Now that I know that driving these cars is safe for me, I will be out on a test drive trying to narrow down my options!
A retrospective study of HCM patients with implantable defibrillators conducted at eight centers worldwide has demonstrated that ICDs are not only lifesaving, the shocks they generate are not harmful to those in whom they are implanted.
The study looked at 486 patients with HCM with an ICD implanted for either primary or secondary cardiac arrest prevention. Of the 486 patients, 94 (19%) experienced at least one appropriate shock from their ICDs. 44 of those who had been shocked had experienced one or more shocks over the period of the study, including 6 patients who had at least 3 shocks over a 24 hour period. Inappropriate shocks occurred in 96 patients (20%).
Despite the shocks, appropriate or not, at the end of the follow-up period the ICD discharges did not appear to cause the patients to suffer from increased heart failure or sudden cardiac arrest. Furthermore, their general health and well-being were good: they did not suffer from significant degrees of anxiety and depression.
A recent editorial published in Circulation: Genomic and Precision Medicine suggests that current HCM screening protocols may need adjustment to account for recent findings by a study by researchers in the Netherlands. The Dutch study, published in the same journal, found that of 620 relatives of HCM patients who underwent genetic testing, 43% were found to be genetically positive for HCM, while 30% were diagnosed with HCM at the initial screening. 16% more went on to develop HCM during 7 years of repeated cardiac evaluation.
On the other hand, the 57% of relatives found to be genotype-negative were released from clinical HCM follow-up.
The Australian authors of the editorial, Semsarian and Ingles, note that current screening protocols would have failed to identify the 6 children (15%) who were diagnosed under the age of 12, half of which had a particularly malignant family history.

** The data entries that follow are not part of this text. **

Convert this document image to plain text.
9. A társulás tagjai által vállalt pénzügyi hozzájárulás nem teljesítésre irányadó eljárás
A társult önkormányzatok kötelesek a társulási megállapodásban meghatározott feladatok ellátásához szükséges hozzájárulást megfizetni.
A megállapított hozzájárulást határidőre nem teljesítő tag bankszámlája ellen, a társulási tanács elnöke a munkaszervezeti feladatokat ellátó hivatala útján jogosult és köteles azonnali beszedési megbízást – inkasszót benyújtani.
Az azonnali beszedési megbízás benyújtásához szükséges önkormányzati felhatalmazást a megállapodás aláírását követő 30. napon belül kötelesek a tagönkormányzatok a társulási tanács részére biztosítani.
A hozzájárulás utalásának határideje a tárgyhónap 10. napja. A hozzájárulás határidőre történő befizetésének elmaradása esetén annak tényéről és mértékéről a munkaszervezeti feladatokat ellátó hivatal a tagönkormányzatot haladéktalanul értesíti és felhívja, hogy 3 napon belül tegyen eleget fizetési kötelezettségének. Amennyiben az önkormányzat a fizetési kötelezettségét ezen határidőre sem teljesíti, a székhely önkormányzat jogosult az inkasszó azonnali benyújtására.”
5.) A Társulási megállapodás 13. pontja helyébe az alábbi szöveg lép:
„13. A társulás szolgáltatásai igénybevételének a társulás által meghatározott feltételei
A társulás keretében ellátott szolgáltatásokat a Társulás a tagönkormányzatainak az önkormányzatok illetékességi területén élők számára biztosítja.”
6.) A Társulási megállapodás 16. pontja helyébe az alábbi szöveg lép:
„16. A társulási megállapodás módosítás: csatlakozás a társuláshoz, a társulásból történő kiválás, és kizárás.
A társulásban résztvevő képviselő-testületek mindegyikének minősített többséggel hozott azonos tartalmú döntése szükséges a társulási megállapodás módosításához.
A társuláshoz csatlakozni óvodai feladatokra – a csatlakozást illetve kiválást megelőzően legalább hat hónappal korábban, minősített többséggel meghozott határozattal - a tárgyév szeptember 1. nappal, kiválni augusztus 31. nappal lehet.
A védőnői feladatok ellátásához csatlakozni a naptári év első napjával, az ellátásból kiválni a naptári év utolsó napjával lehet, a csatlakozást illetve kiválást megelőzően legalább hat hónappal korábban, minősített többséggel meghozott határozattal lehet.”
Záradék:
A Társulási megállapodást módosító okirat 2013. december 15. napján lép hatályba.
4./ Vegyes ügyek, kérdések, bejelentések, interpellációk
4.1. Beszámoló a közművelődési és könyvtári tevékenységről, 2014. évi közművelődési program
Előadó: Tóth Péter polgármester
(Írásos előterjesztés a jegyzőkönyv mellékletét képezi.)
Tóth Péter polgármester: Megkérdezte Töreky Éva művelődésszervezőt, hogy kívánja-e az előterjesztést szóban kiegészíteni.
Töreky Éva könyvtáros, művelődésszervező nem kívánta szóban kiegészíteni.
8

Additionally, few teens were diagnosed with HCM, which stands in contrast to current opinion that HCM is most likely to develop during adolescence. Indeed, most newly diagnosed family members were older than the age of 36, with 44% being over the age of 50.
Lastly, Semsarian and Ingles note their concern with general utilization of the Dutch practice of releasing a gene negative family member from serial follow up since the impact of all genes which have a role in causing HCM is not yet known while new genes which may cause HCM are still being identified.

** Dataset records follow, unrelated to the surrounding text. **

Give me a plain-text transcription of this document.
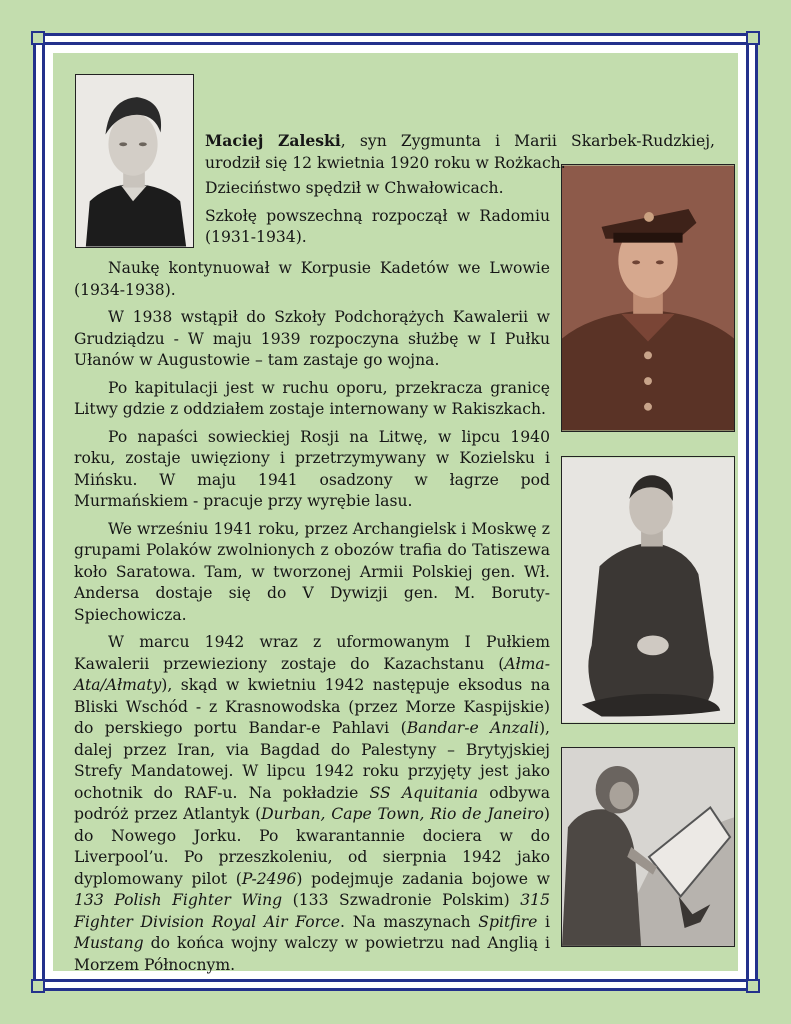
Maciej Zaleski, syn Zygmunta i Marii Skarbek-Rudzkiej, urodził się 12 kwietnia 1920 roku w Rożkach.

Dzieciństwo spędził w Chwałowicach.

Szkołę powszechną rozpoczął w Radomiu (1931-1934).

Naukę kontynuował w Korpusie Kadetów we Lwowie (1934-1938).

W 1938 wstąpił do Szkoły Podchorążych Kawalerii w Grudziądzu - W maju 1939 rozpoczyna służbę w I Pułku Ułanów w Augustowie – tam zastaje go wojna.

Po kapitulacji jest w ruchu oporu, przekracza granicę Litwy gdzie z oddziałem zostaje internowany w Rakiszkach.

Po napaści sowieckiej Rosji na Litwę, w lipcu 1940 roku, zostaje uwięziony i przetrzymywany w Kozielsku i Mińsku. W maju 1941 osadzony w łagrze pod Murmańskiem - pracuje przy wyrębie lasu.

We wrześniu 1941 roku, przez Archangielsk i Moskwę z grupami Polaków zwolnionych z obozów trafia do Tatiszewa koło Saratowa. Tam, w tworzonej Armii Polskiej gen. Wł. Andersa dostaje się do V Dywizji gen. M. Boruty-Spiechowicza.

W marcu 1942 wraz z uformowanym I Pułkiem Kawalerii przewieziony zostaje do Kazachstanu (Ałma-Ata/Ałmaty), skąd w kwietniu 1942 następuje eksodus na Bliski Wschód - z Krasnowodska (przez Morze Kaspijskie) do perskiego portu Bandar-e Pahlavi (Bandar-e Anzali), dalej przez Iran, via Bagdad do Palestyny – Brytyjskiej Strefy Mandatowej. W lipcu 1942 roku przyjęty jest jako ochotnik do RAF-u. Na pokładzie SS Aquitania odbywa podróż przez Atlantyk (Durban, Cape Town, Rio de Janeiro) do Nowego Jorku. Po kwarantannie dociera w do Liverpool’u. Po przeszkoleniu, od sierpnia 1942 jako dyplomowany pilot (P-2496) podejmuje zadania bojowe w 133 Polish Fighter Wing (133 Szwadronie Polskim) 315 Fighter Division Royal Air Force. Na maszynach Spitfire i Mustang do końca wojny walczy w powietrzu nad Anglią i Morzem Północnym.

Semsarian and Ingles also note that the Dutch patient sample differs from more typical patient populations found in the U.S. and Australia where causes of HCM are more diverse and cannot be easily tied to a specific gene.

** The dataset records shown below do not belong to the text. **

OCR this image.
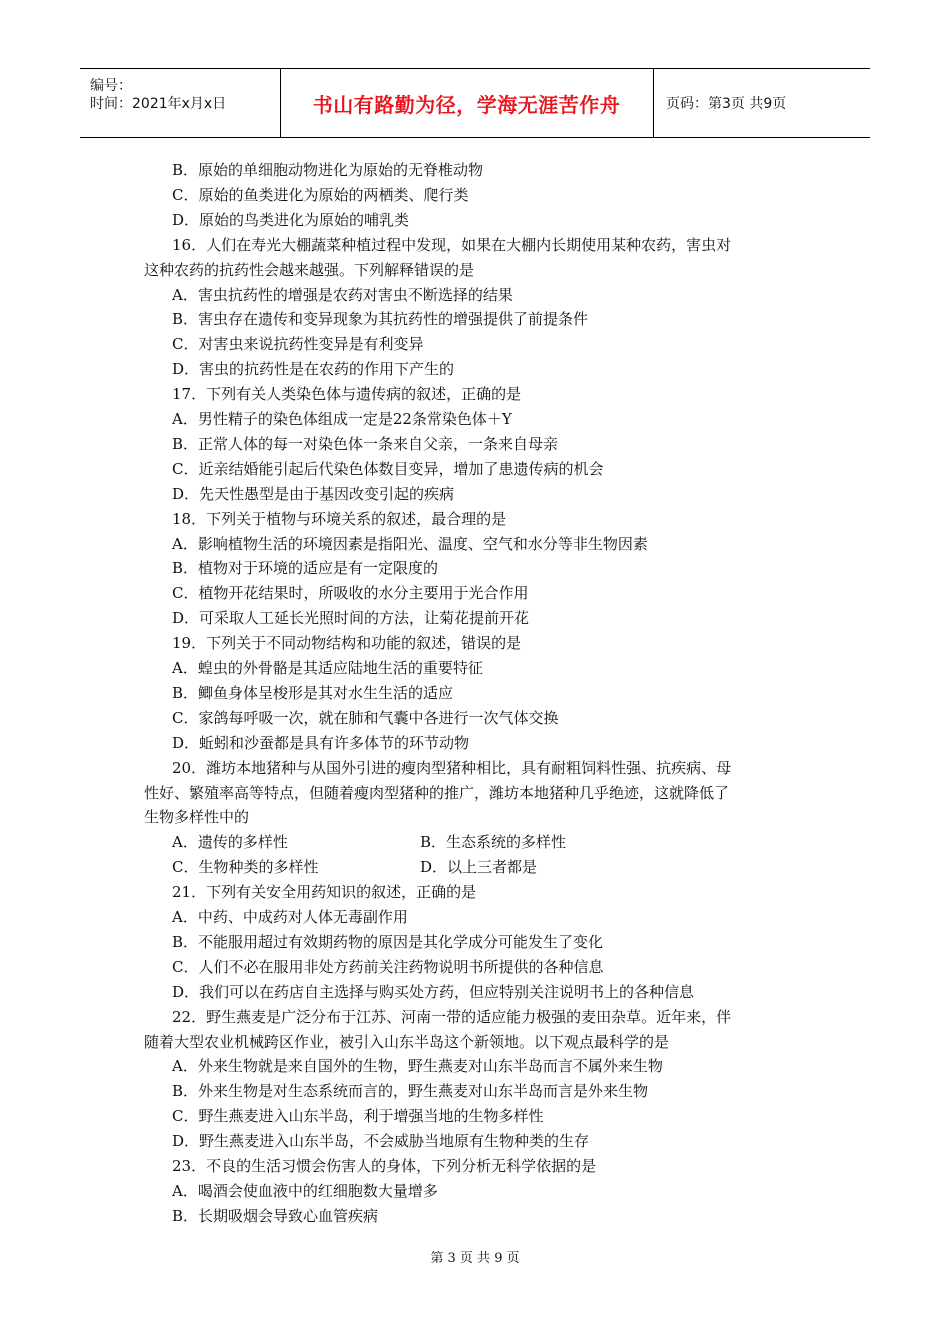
编号：
时间：2021年x月x日	书山有路勤为径，学海无涯苦作舟	页码：第3页 共9页
B．原始的单细胞动物进化为原始的无脊椎动物
C．原始的鱼类进化为原始的两栖类、爬行类
D．原始的鸟类进化为原始的哺乳类
16．人们在寿光大棚蔬菜种植过程中发现，如果在大棚内长期使用某种农药，害虫对
这种农药的抗药性会越来越强。下列解释错误的是
A．害虫抗药性的增强是农药对害虫不断选择的结果
B．害虫存在遗传和变异现象为其抗药性的增强提供了前提条件
C．对害虫来说抗药性变异是有利变异
D．害虫的抗药性是在农药的作用下产生的
17．下列有关人类染色体与遗传病的叙述，正确的是
A．男性精子的染色体组成一定是22条常染色体＋Y
B．正常人体的每一对染色体一条来自父亲，一条来自母亲
C．近亲结婚能引起后代染色体数目变异，增加了患遗传病的机会
D．先天性愚型是由于基因改变引起的疾病
18．下列关于植物与环境关系的叙述，最合理的是
A．影响植物生活的环境因素是指阳光、温度、空气和水分等非生物因素
B．植物对于环境的适应是有一定限度的
C．植物开花结果时，所吸收的水分主要用于光合作用
D．可采取人工延长光照时间的方法，让菊花提前开花
19．下列关于不同动物结构和功能的叙述，错误的是
A．蝗虫的外骨骼是其适应陆地生活的重要特征
B．鲫鱼身体呈梭形是其对水生生活的适应
C．家鸽每呼吸一次，就在肺和气囊中各进行一次气体交换
D．蚯蚓和沙蚕都是具有许多体节的环节动物
20．潍坊本地猪种与从国外引进的瘦肉型猪种相比，具有耐粗饲料性强、抗疾病、母
性好、繁殖率高等特点，但随着瘦肉型猪种的推广，潍坊本地猪种几乎绝迹，这就降低了
生物多样性中的
A．遗传的多样性	B．生态系统的多样性
C．生物种类的多样性	D．以上三者都是
21．下列有关安全用药知识的叙述，正确的是
A．中药、中成药对人体无毒副作用
B．不能服用超过有效期药物的原因是其化学成分可能发生了变化
C．人们不必在服用非处方药前关注药物说明书所提供的各种信息
D．我们可以在药店自主选择与购买处方药，但应特别关注说明书上的各种信息
22．野生燕麦是广泛分布于江苏、河南一带的适应能力极强的麦田杂草。近年来，伴
随着大型农业机械跨区作业，被引入山东半岛这个新领地。以下观点最科学的是
A．外来生物就是来自国外的生物，野生燕麦对山东半岛而言不属外来生物
B．外来生物是对生态系统而言的，野生燕麦对山东半岛而言是外来生物
C．野生燕麦进入山东半岛，利于增强当地的生物多样性
D．野生燕麦进入山东半岛，不会威胁当地原有生物种类的生存
23．不良的生活习惯会伤害人的身体，下列分析无科学依据的是
A．喝酒会使血液中的红细胞数大量增多
B．长期吸烟会导致心血管疾病
第 3 页 共 9 页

A recent article by doctors from the University of Utah Health Sciences Center found that patients with HCM who are in need of heart transplantation may wait longer for a new heart than patients with other cardiomyopathies. Additionally, HCM patients may experience stroke or other adverse consequences while awaiting transplant.
The discrepancy is attributable, in part, to the fact that HCM patients are not often candidates for LVADs (left ventricular assist devices) and other types of mechanical circulatory support devices which are used to bridge patients awaiting transplant.
Hence, the article argues, United Network for Organ Sharing (UNOS -the organization responsible for the allocation of donor organs in the U.S.) should take these factors into consideration as it revises its system of heart allocation for patients awaiting transplant.
On a positive note, the article points out that long-term survival in HCM patients has improved over time, and HCM patients now do as well or better following transplant than patients who have been transplanted for other types of cardiomyopathy.
This recent article by Dr. Srihari Naidu of New York’s Westchester Medical Center uses great detail in describing the technique used to perform alcohol septal ablation in treating obstructive HCM.
The article also describes what is involved with the newer, experimental Mitra-Clip procedure, and discusses appropriate patient selection for both procedures.